In multivariate analysis, IR was associated with: overweight (p<0.001, OR=4.8), F2-F4 fibrosis (p<0.001, OR=2.4), severe steatosis (p=0.01, OR=1.8) and high viral load (p=0.03, OR=1.6). In subjects with BMI<25 (n=252), HOMA was significantly higher in patients with high viral load (2.8 vs. 1.9, p=0.01).
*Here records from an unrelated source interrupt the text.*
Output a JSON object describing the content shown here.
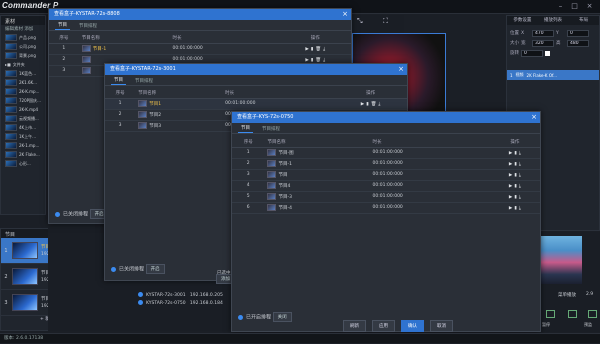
{
  "app": {
    "logo": "Commander P",
    "status_left": "版本: 2.6.0.17138"
  },
  "left_panel": {
    "header": "素材",
    "toolbar": "编辑素材 添加",
    "assets": [
      {
        "name": "产品.png"
      },
      {
        "name": "公司.png"
      },
      {
        "name": "背景.png"
      }
    ],
    "folder_label": "文件夹",
    "folder_items": [
      {
        "name": "1K蓝色..."
      },
      {
        "name": "2K1.6K..."
      },
      {
        "name": "2K-K.mp..."
      },
      {
        "name": "720P国庆..."
      },
      {
        "name": "2K-K.mp4"
      },
      {
        "name": "云视频播..."
      },
      {
        "name": "4K上市..."
      },
      {
        "name": "1K上午..."
      },
      {
        "name": "2K-1.mp..."
      },
      {
        "name": "2K Flake..."
      },
      {
        "name": "心形..."
      }
    ]
  },
  "programs": {
    "header": "节目",
    "items": [
      {
        "num": "1",
        "name": "节目1",
        "res": "1920×1080"
      },
      {
        "num": "2",
        "name": "节目2",
        "res": "1920×1080"
      },
      {
        "num": "3",
        "name": "节目3",
        "res": "1920×1080"
      }
    ],
    "add_label": "+ 新建节目"
  },
  "right_panel": {
    "tabs": [
      "参数设置",
      "播放列表",
      "布局"
    ],
    "pos_label": "位置",
    "size_label": "大小",
    "x": "470",
    "y": "0",
    "w": "320",
    "h": "480",
    "x_lbl": "X",
    "y_lbl": "Y",
    "w_lbl": "宽",
    "h_lbl": "高",
    "rot_lbl": "旋转",
    "rot": "0",
    "layer_num": "1",
    "layer_type": "视频",
    "layer_name": "2K Flake-K Of...",
    "bottom_labels": [
      "25",
      "菜单播放",
      "2.9",
      "暂停",
      "预监"
    ]
  },
  "dialog1": {
    "title": "查看盒子-KYSTAR-72s-8808",
    "tabs": [
      "节目",
      "节目排程"
    ],
    "headers": [
      "序号",
      "节目名称",
      "时长",
      "操作"
    ],
    "rows": [
      {
        "num": "1",
        "name": "节目-1",
        "dur": "00:01:00:000"
      },
      {
        "num": "2",
        "name": "",
        "dur": "00:01:00:000"
      },
      {
        "num": "3",
        "name": "",
        "dur": "00:01:00:000"
      }
    ],
    "footer_label": "已关闭排程",
    "footer_btn": "开启"
  },
  "dialog2": {
    "title": "查看盒子-KYSTAR-72s-3001",
    "tabs": [
      "节目",
      "节目排程"
    ],
    "headers": [
      "序号",
      "节目名称",
      "时长",
      "操作"
    ],
    "rows": [
      {
        "num": "1",
        "name": "节目1",
        "dur": "00:01:00:000"
      },
      {
        "num": "2",
        "name": "节目2",
        "dur": "00:01:00:000"
      },
      {
        "num": "3",
        "name": "节目3",
        "dur": "00:01:00:000"
      }
    ],
    "footer_label": "已关闭排程",
    "footer_btn": "开启",
    "side_btn": "添加",
    "devices": [
      {
        "name": "KYSTAR-72s-3001",
        "ip": "192.168.0.205"
      },
      {
        "name": "KYSTAR-72s-0750",
        "ip": "192.168.0.184"
      }
    ],
    "selected_text": "已选中1个设备"
  },
  "dialog3": {
    "title": "查看盒子-KYS-72s-0750",
    "tabs": [
      "节目",
      "节目排程"
    ],
    "headers": [
      "序号",
      "节目名称",
      "时长",
      "操作"
    ],
    "rows": [
      {
        "num": "1",
        "name": "节目-图",
        "dur": "00:01:00:000"
      },
      {
        "num": "2",
        "name": "节目-1",
        "dur": "00:01:00:000"
      },
      {
        "num": "3",
        "name": "节目",
        "dur": "00:01:00:000"
      },
      {
        "num": "4",
        "name": "节目4",
        "dur": "00:01:00:000"
      },
      {
        "num": "5",
        "name": "节目-3",
        "dur": "00:01:00:000"
      },
      {
        "num": "6",
        "name": "节目-4",
        "dur": "00:01:00:000"
      }
    ],
    "footer_label": "已开启排程",
    "footer_btn": "关闭",
    "buttons": [
      "刷新",
      "应用",
      "确认",
      "取消"
    ]
  },
  "colors": {
    "accent": "#2f73d0",
    "bg": "#1b1f26",
    "selected": "#3a77c7"
  }
}
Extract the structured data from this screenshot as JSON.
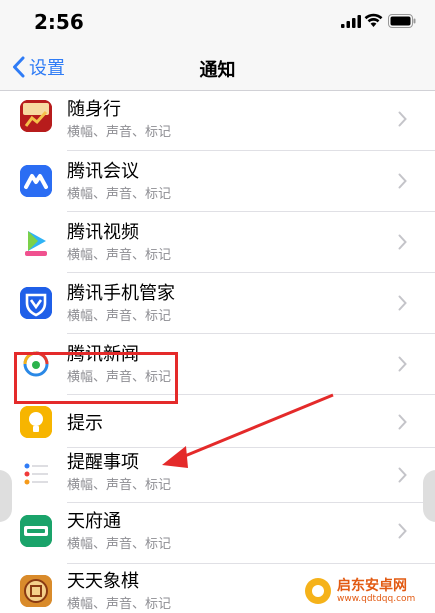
{
  "status_bar": {
    "time": "2:56"
  },
  "nav": {
    "back_label": "设置",
    "title": "通知"
  },
  "apps": [
    {
      "name": "随身行",
      "sub": "横幅、声音、标记",
      "icon": "suishenxing-icon"
    },
    {
      "name": "腾讯会议",
      "sub": "横幅、声音、标记",
      "icon": "tencent-meeting-icon"
    },
    {
      "name": "腾讯视频",
      "sub": "横幅、声音、标记",
      "icon": "tencent-video-icon"
    },
    {
      "name": "腾讯手机管家",
      "sub": "横幅、声音、标记",
      "icon": "tencent-phone-manager-icon"
    },
    {
      "name": "腾讯新闻",
      "sub": "横幅、声音、标记",
      "icon": "tencent-news-icon"
    },
    {
      "name": "提示",
      "sub": "",
      "icon": "tips-icon"
    },
    {
      "name": "提醒事项",
      "sub": "横幅、声音、标记",
      "icon": "reminders-icon"
    },
    {
      "name": "天府通",
      "sub": "横幅、声音、标记",
      "icon": "tianfutong-icon"
    },
    {
      "name": "天天象棋",
      "sub": "横幅、声音、标记",
      "icon": "tiantian-xiangqi-icon"
    }
  ],
  "annotation": {
    "highlighted_item": "提醒事项",
    "color": "#e42a2a"
  },
  "watermark": {
    "main": "启东安卓网",
    "url": "www.qdtdqq.com"
  },
  "colors": {
    "accent": "#2f7cf6",
    "secondary_text": "#8e8e93"
  }
}
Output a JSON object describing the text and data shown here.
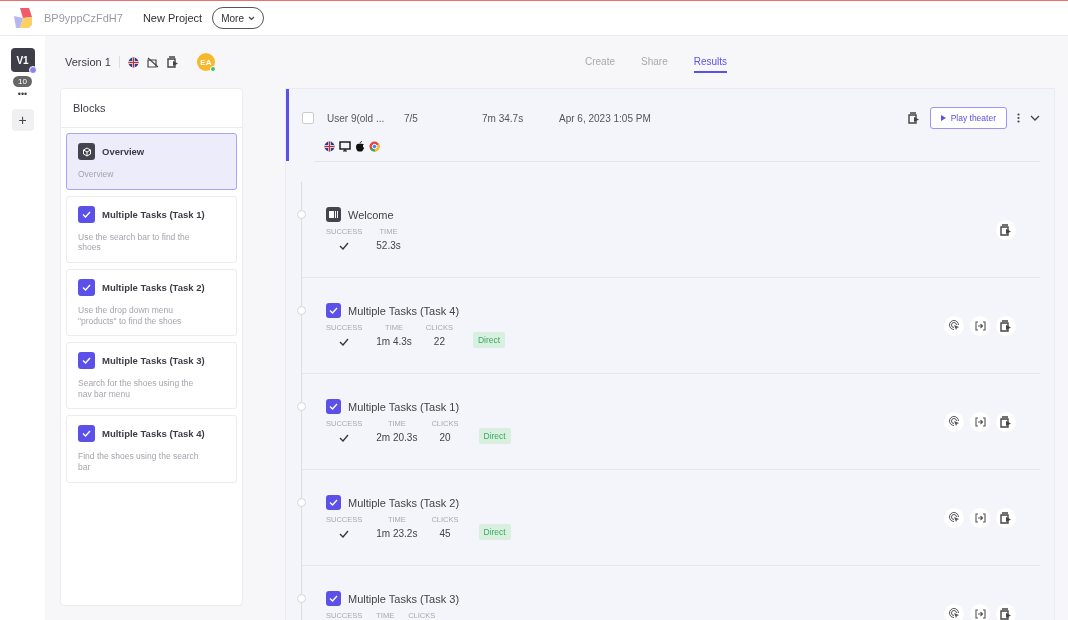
{
  "header": {
    "project_id": "BP9yppCzFdH7",
    "project_name": "New Project",
    "more_button": "More"
  },
  "rail": {
    "version_tile": "V1",
    "count": "10",
    "more": "•••",
    "add": "+"
  },
  "version": {
    "label": "Version 1",
    "avatar": "EA"
  },
  "tabs": [
    {
      "label": "Create",
      "selected": false
    },
    {
      "label": "Share",
      "selected": false
    },
    {
      "label": "Results",
      "selected": true
    }
  ],
  "blocks": {
    "title": "Blocks",
    "items": [
      {
        "kind": "overview",
        "title": "Overview",
        "description": "Overview",
        "selected": true
      },
      {
        "kind": "task",
        "title": "Multiple Tasks (Task 1)",
        "description": "Use the search bar to find the shoes",
        "selected": false
      },
      {
        "kind": "task",
        "title": "Multiple Tasks (Task 2)",
        "description": "Use the drop down menu \"products\" to find the shoes",
        "selected": false
      },
      {
        "kind": "task",
        "title": "Multiple Tasks (Task 3)",
        "description": "Search for the shoes using the nav bar menu",
        "selected": false
      },
      {
        "kind": "task",
        "title": "Multiple Tasks (Task 4)",
        "description": "Find the shoes using the search bar",
        "selected": false
      }
    ]
  },
  "session": {
    "checked": false,
    "user": "User 9(old ...",
    "score": "7/5",
    "duration": "7m 34.7s",
    "date": "Apr 6, 2023 1:05 PM",
    "play_button": "Play theater"
  },
  "steps": [
    {
      "kind": "welcome",
      "title": "Welcome",
      "metrics": [
        {
          "label": "SUCCESS",
          "success": true
        },
        {
          "label": "TIME",
          "value": "52.3s"
        }
      ]
    },
    {
      "kind": "task",
      "title": "Multiple Tasks (Task 4)",
      "metrics": [
        {
          "label": "SUCCESS",
          "success": true
        },
        {
          "label": "TIME",
          "value": "1m 4.3s"
        },
        {
          "label": "CLICKS",
          "value": "22"
        }
      ],
      "path": {
        "label": "Direct",
        "color": "#d9f0e1"
      }
    },
    {
      "kind": "task",
      "title": "Multiple Tasks (Task 1)",
      "metrics": [
        {
          "label": "SUCCESS",
          "success": true
        },
        {
          "label": "TIME",
          "value": "2m 20.3s"
        },
        {
          "label": "CLICKS",
          "value": "20"
        }
      ],
      "path": {
        "label": "Direct",
        "color": "#d9f0e1"
      }
    },
    {
      "kind": "task",
      "title": "Multiple Tasks (Task 2)",
      "metrics": [
        {
          "label": "SUCCESS",
          "success": true
        },
        {
          "label": "TIME",
          "value": "1m 23.2s"
        },
        {
          "label": "CLICKS",
          "value": "45"
        }
      ],
      "path": {
        "label": "Direct",
        "color": "#d9f0e1"
      }
    },
    {
      "kind": "task",
      "title": "Multiple Tasks (Task 3)",
      "metrics": [
        {
          "label": "SUCCESS"
        },
        {
          "label": "TIME"
        },
        {
          "label": "CLICKS"
        }
      ]
    }
  ]
}
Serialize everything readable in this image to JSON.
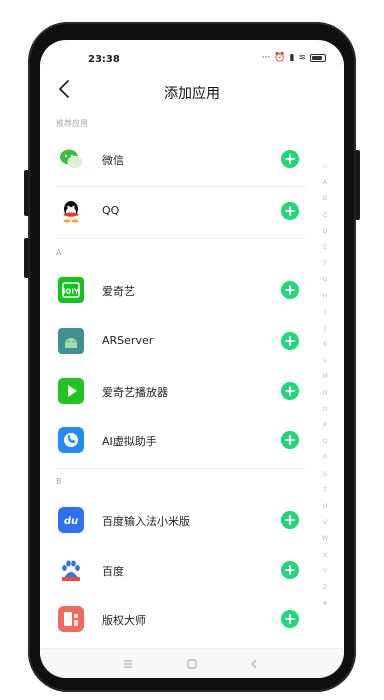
{
  "status_bar": {
    "time": "23:38",
    "icons": [
      "more-icon",
      "alarm-icon",
      "signal-icon",
      "wifi-icon",
      "battery-icon"
    ]
  },
  "header": {
    "title": "添加应用",
    "back_icon": "chevron-left-icon"
  },
  "sections": [
    {
      "label": "推荐应用",
      "apps": [
        {
          "name": "微信",
          "icon": "wechat-icon"
        },
        {
          "name": "QQ",
          "icon": "qq-icon"
        }
      ]
    },
    {
      "label": "A",
      "apps": [
        {
          "name": "爱奇艺",
          "icon": "iqiyi-icon"
        },
        {
          "name": "ARServer",
          "icon": "arserver-icon"
        },
        {
          "name": "爱奇艺播放器",
          "icon": "iqiyi-player-icon"
        },
        {
          "name": "AI虚拟助手",
          "icon": "ai-assistant-icon"
        }
      ]
    },
    {
      "label": "B",
      "apps": [
        {
          "name": "百度输入法小米版",
          "icon": "baidu-input-icon"
        },
        {
          "name": "百度",
          "icon": "baidu-icon"
        },
        {
          "name": "版权大师",
          "icon": "copyright-master-icon"
        }
      ]
    }
  ],
  "index_bar": [
    "☆",
    "A",
    "B",
    "C",
    "D",
    "E",
    "F",
    "G",
    "H",
    "I",
    "J",
    "K",
    "L",
    "M",
    "N",
    "O",
    "P",
    "Q",
    "R",
    "S",
    "T",
    "U",
    "V",
    "W",
    "X",
    "Y",
    "Z",
    "#"
  ],
  "colors": {
    "accent": "#1ed87a",
    "section_label": "#aaaaaa"
  }
}
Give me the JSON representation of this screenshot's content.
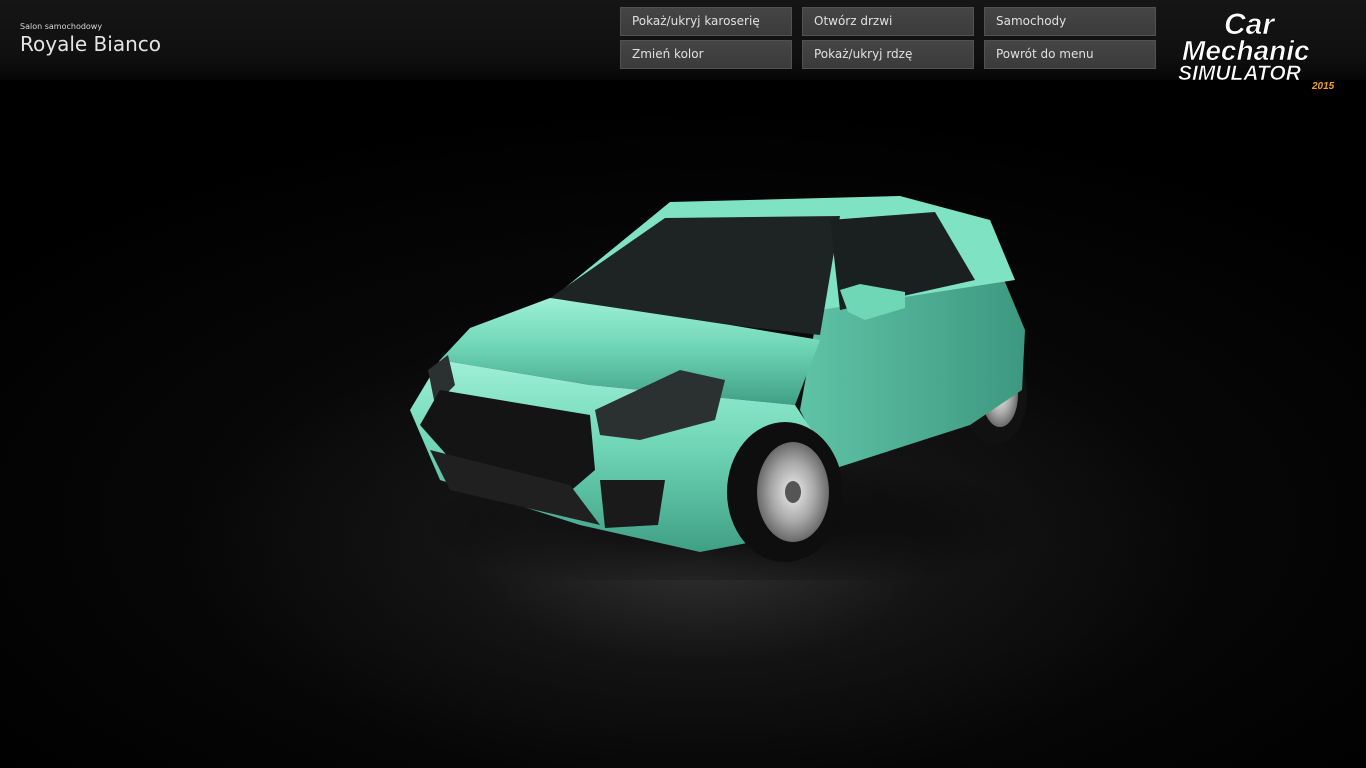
{
  "header": {
    "location_subtitle": "Salon samochodowy",
    "location_title": "Royale Bianco"
  },
  "buttons": {
    "toggle_body": "Pokaż/ukryj karoserię",
    "open_doors": "Otwórz drzwi",
    "cars": "Samochody",
    "change_color": "Zmień kolor",
    "toggle_rust": "Pokaż/ukryj rdzę",
    "back_to_menu": "Powrót do menu"
  },
  "logo": {
    "line1": "Car",
    "line2": "Mechanic",
    "line3": "SIMULATOR",
    "year": "2015"
  },
  "colors": {
    "car_body": "#6fd6b6",
    "logo_year": "#f0a020"
  }
}
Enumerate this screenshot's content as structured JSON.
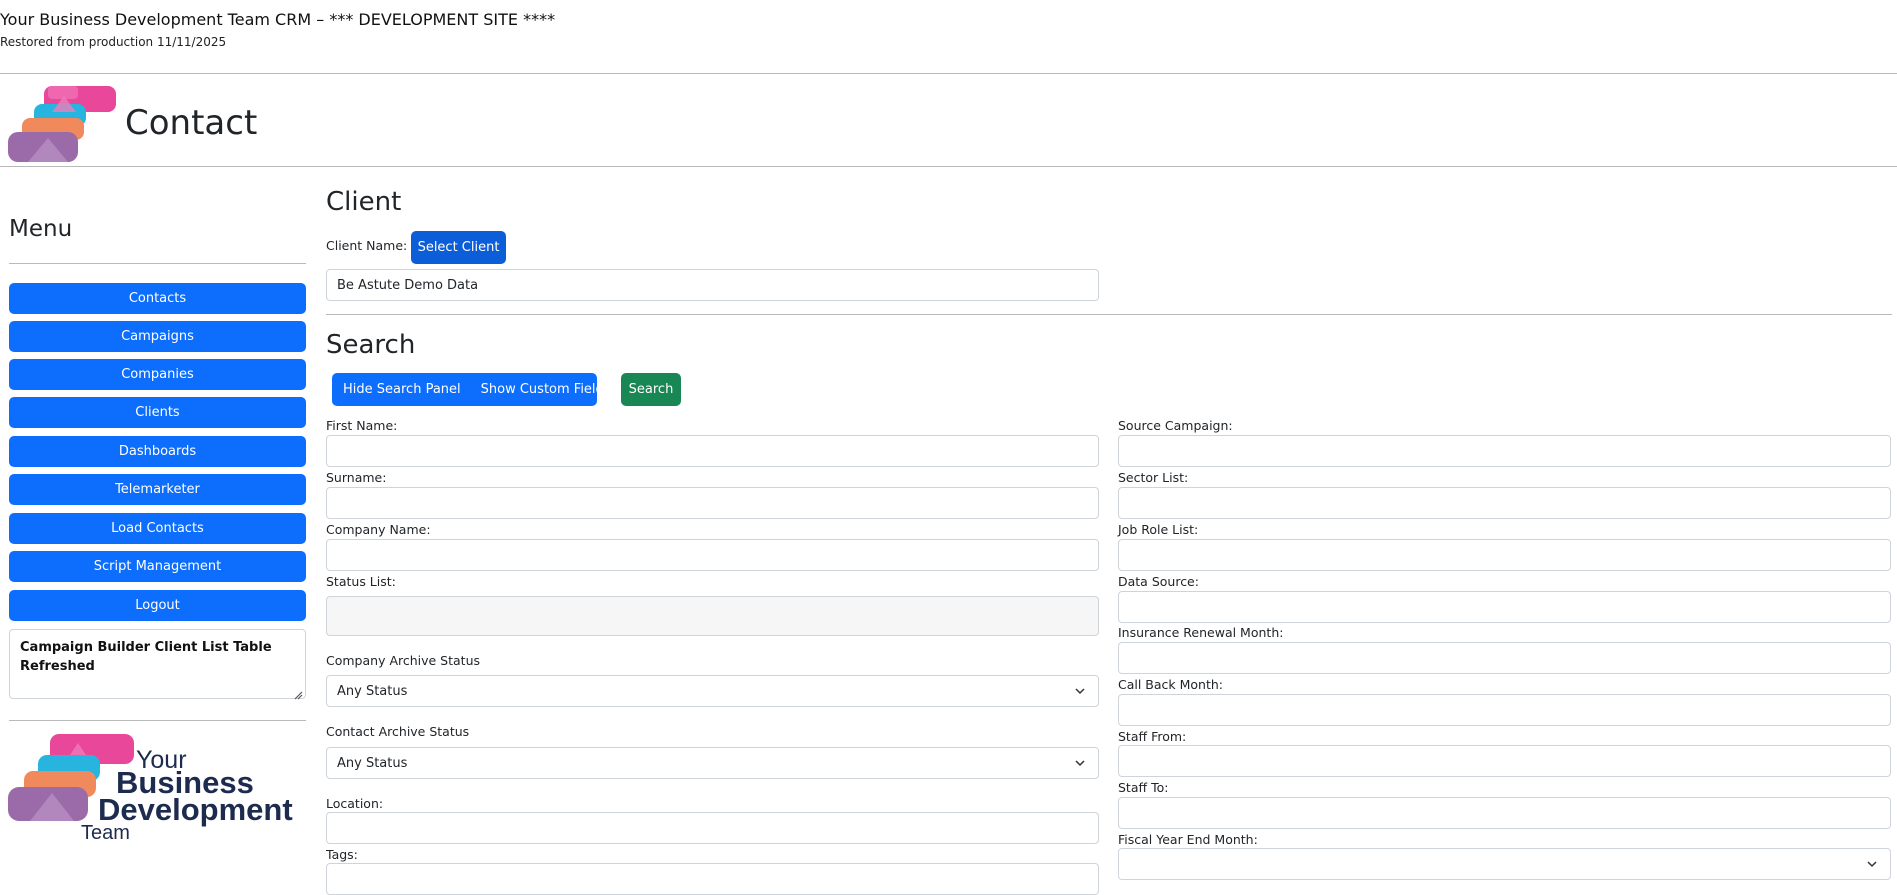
{
  "banner": {
    "title": "Your Business Development Team CRM – *** DEVELOPMENT SITE ****",
    "subtitle": "Restored from production 11/11/2025"
  },
  "header": {
    "page_title": "Contact"
  },
  "menu": {
    "title": "Menu",
    "items": [
      {
        "label": "Contacts"
      },
      {
        "label": "Campaigns"
      },
      {
        "label": "Companies"
      },
      {
        "label": "Clients"
      },
      {
        "label": "Dashboards"
      },
      {
        "label": "Telemarketer"
      },
      {
        "label": "Load Contacts"
      },
      {
        "label": "Script Management"
      },
      {
        "label": "Logout"
      }
    ],
    "notice_text": "Campaign Builder Client List Table Refreshed"
  },
  "brand_logo": {
    "line1": "Your",
    "line2": "Business",
    "line3": "Development",
    "line4": "Team"
  },
  "client": {
    "section_title": "Client",
    "name_label": "Client Name:",
    "select_button": "Select Client",
    "name_value": "Be Astute Demo Data"
  },
  "search": {
    "section_title": "Search",
    "hide_panel": "Hide Search Panel",
    "show_custom": "Show Custom Fields",
    "search_button": "Search",
    "left_fields": {
      "first_name": "First Name:",
      "surname": "Surname:",
      "company_name": "Company Name:",
      "status_list": "Status List:",
      "company_archive_status": "Company Archive Status",
      "company_archive_value": "Any Status",
      "contact_archive_status": "Contact Archive Status",
      "contact_archive_value": "Any Status",
      "location": "Location:",
      "tags": "Tags:"
    },
    "right_fields": {
      "source_campaign": "Source Campaign:",
      "sector_list": "Sector List:",
      "job_role_list": "Job Role List:",
      "data_source": "Data Source:",
      "insurance_renewal_month": "Insurance Renewal Month:",
      "call_back_month": "Call Back Month:",
      "staff_from": "Staff From:",
      "staff_to": "Staff To:",
      "fiscal_year_end_month": "Fiscal Year End Month:"
    }
  },
  "colors": {
    "primary": "#0d6efd",
    "primary_dark": "#0b5ed7",
    "success": "#198754",
    "logo_pink": "#e8479a",
    "logo_cyan": "#27b4df",
    "logo_orange": "#f08a5d",
    "logo_purple": "#9b6aa8",
    "logo_navy": "#1d2b4f"
  },
  "icons": {
    "dropdown": "chevron-down-icon",
    "resize": "resize-grip-icon"
  }
}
IR was present in 21% of these patients, and was associated in multivariate analysis with high viral load (p=0.009, OR=2.4), A2-A3 necroinflammation (p=0.04, OR= 2), and F2-F4 fibrosis (p=0.04, OR=2).
 
In CHB non Asiatic patients (n=42), IR was significantly less frequent than in CHC patients (n=238) matched for sex, age, BMI, ALT levels, necroinflammation and fibrosis (1/42 vs. 53/238, p=0.003). IR parameters were significantly lower: HOMA (1.5 vs. 2.5, p=0.02), insulin (7 vs. 10.5 ľU/ml, p=0.02), C peptide (1.7 vs. 2.4 ng/ml, p=0.002).
 
Conclusion:
Insulin resistance is specifically associated with HCV infection. HCV replication may be directly responsible of IR in the absence of metabolic factors. IR is significantly associated with high fibrosis stages. Management of IR should become part of the assessment of CHC patients.